Alan Sepinwall wrote, "'Backfire' was a definite 'Do the ends justify the means?' kind of episode, as the producers appeared to shut down a number of storylines that weren't working, but in a far more abrupt manner than they could or should have." Leah Friedman of TV Guide wrote, "Who didn't have a little flutter in his (or her) heart when Coach Taylor, back in his Dillon Panther blues, stood up in front of that room like nothing had changed and said, "Let's go. Let's have some fun today"? What a way to end an episode that already just seemed to fly by."

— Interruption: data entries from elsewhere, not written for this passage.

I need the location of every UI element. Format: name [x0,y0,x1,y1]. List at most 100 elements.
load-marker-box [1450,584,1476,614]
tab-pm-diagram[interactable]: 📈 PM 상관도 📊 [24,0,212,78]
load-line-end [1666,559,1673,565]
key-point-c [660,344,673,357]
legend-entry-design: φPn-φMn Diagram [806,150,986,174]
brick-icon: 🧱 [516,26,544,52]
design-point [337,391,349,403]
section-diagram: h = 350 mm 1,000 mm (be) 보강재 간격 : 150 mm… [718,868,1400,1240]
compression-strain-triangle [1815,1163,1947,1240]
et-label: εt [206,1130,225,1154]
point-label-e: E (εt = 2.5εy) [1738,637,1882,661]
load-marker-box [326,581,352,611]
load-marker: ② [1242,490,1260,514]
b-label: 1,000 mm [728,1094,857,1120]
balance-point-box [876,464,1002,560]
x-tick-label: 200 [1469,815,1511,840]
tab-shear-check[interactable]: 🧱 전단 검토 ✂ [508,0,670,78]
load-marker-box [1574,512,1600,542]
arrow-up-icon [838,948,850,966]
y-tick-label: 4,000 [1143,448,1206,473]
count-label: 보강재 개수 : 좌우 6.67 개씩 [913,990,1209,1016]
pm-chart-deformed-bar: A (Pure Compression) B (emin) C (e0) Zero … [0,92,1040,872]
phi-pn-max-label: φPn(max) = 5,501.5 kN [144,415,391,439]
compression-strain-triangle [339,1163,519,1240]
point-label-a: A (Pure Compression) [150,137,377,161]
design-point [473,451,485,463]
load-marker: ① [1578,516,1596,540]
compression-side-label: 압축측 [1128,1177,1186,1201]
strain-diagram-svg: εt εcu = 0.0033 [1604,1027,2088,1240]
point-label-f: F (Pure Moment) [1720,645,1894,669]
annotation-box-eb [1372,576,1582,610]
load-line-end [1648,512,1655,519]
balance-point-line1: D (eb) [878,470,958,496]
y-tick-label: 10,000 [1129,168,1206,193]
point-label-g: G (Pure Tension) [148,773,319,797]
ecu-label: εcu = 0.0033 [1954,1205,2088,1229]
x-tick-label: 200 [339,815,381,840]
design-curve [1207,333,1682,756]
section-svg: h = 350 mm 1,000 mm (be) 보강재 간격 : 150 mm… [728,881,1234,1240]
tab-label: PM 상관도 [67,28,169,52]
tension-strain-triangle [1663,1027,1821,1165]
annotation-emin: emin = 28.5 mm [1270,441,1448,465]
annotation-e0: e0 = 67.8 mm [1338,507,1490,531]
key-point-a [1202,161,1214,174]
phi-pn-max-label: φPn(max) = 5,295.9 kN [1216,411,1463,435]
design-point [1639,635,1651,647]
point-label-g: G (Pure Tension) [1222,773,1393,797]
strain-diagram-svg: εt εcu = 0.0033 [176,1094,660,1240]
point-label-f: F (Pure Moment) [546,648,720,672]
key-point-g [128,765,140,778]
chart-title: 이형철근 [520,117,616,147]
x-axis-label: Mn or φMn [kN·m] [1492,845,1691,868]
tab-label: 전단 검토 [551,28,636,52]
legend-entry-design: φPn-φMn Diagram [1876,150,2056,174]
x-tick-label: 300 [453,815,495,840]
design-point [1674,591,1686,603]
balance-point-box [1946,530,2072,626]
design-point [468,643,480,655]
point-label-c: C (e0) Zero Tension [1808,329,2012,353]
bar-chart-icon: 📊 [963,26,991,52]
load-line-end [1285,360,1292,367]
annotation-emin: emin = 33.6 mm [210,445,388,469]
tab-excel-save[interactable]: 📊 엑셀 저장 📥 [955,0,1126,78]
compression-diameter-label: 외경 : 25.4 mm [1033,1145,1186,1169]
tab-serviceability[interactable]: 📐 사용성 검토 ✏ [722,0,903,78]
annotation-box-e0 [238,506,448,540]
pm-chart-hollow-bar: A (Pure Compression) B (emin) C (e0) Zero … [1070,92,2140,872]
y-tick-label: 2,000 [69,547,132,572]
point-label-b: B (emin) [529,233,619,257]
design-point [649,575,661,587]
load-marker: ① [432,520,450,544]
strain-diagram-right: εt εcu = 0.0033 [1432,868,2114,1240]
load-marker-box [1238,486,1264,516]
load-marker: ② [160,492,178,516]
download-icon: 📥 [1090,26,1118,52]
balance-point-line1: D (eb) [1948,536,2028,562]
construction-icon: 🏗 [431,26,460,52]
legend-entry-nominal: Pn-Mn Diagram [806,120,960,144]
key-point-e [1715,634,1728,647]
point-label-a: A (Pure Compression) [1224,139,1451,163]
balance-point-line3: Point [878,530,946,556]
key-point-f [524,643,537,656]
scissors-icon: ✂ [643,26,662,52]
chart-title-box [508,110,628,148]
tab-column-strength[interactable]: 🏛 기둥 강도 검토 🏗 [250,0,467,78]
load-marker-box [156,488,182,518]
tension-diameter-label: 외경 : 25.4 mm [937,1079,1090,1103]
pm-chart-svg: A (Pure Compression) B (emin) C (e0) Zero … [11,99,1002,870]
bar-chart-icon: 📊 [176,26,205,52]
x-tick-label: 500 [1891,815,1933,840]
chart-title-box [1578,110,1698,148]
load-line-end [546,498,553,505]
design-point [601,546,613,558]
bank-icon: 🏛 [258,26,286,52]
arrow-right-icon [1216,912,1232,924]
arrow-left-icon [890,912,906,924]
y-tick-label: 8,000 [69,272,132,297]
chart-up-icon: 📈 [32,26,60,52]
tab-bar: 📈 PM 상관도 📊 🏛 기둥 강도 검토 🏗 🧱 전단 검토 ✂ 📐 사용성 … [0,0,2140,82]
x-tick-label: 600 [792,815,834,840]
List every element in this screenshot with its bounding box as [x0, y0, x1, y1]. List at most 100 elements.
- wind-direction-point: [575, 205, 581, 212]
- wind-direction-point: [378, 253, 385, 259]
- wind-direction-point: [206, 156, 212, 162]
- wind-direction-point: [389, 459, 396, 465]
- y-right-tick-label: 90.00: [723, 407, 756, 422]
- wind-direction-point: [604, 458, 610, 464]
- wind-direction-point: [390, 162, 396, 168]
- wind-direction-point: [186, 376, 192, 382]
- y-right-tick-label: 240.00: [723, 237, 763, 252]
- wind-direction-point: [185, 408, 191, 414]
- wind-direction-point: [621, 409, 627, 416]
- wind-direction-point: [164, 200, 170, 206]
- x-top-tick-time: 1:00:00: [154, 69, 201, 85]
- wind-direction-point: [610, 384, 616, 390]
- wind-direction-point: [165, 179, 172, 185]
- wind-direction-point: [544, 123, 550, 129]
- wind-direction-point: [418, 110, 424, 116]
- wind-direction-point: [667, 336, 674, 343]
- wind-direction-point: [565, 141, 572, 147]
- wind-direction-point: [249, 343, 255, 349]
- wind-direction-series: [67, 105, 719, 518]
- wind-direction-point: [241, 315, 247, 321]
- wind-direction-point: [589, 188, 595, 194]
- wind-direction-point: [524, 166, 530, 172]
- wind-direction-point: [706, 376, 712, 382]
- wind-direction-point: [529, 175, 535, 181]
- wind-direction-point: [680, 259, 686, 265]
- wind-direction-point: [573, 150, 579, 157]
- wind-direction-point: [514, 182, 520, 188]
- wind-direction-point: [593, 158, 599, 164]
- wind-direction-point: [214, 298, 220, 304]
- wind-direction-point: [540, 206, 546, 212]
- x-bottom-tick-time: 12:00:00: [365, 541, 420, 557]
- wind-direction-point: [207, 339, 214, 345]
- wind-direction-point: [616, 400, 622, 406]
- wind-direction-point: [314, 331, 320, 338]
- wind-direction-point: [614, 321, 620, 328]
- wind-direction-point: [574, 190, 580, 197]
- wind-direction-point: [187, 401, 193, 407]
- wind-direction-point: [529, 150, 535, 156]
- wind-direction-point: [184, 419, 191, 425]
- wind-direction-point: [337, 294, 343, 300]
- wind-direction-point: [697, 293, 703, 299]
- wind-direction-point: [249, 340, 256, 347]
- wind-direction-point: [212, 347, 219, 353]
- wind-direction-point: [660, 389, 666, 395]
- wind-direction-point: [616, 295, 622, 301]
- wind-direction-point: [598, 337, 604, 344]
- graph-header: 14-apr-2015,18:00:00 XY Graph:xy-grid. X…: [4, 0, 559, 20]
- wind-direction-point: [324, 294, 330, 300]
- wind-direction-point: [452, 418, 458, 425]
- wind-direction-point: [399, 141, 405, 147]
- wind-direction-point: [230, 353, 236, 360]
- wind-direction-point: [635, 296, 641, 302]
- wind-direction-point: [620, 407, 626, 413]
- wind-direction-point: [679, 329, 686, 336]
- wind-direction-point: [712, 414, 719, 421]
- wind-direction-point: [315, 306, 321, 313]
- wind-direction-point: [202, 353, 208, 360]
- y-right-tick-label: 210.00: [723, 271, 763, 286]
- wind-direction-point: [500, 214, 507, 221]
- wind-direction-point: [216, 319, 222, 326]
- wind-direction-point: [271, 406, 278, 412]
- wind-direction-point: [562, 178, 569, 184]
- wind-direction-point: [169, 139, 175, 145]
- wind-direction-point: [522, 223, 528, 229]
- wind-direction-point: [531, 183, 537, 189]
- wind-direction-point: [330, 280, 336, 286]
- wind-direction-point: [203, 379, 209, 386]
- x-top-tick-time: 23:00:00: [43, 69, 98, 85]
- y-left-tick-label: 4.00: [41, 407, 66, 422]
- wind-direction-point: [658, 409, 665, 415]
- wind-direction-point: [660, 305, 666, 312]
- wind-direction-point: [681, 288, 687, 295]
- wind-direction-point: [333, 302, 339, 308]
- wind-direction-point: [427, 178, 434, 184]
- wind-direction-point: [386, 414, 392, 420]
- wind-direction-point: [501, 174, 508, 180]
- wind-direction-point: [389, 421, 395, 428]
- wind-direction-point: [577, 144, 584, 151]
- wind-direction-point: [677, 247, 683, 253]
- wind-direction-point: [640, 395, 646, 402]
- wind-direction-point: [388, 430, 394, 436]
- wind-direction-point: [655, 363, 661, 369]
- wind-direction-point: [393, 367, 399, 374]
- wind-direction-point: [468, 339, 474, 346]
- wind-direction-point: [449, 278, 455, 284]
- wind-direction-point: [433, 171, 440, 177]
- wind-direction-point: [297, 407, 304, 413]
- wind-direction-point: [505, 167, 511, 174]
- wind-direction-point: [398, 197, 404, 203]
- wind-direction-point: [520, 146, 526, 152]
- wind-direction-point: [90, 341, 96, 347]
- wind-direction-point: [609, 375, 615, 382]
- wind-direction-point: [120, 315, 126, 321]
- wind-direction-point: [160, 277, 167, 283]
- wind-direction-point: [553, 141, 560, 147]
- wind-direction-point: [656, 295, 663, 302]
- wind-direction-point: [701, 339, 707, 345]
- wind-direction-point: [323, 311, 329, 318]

Andrew Johnston of Slant Magazine wrote, "While not one of FNLs strongest-ever episodes, it still had a lot of what made me and others fall in love with the series and shows that while some unpopular storylines are still in play, the writers nonetheless have a firm hand on the rudder and know where they're going." Brett Love of TV Squad wrote, "So, after week four where does that leave us? In a good spot I think. Quick or not, having Eric back in Dillon is a great thing. His presence offers hope to the town, the team, and the viewers. It's also nice to see at least the beginnings of a resolution to the murder. For me, that has clearly been the worst decision the powers that be have made for this show since the pilot, so it's nice to look at moving on." Television Without Pity gave the episode a "B+" grade.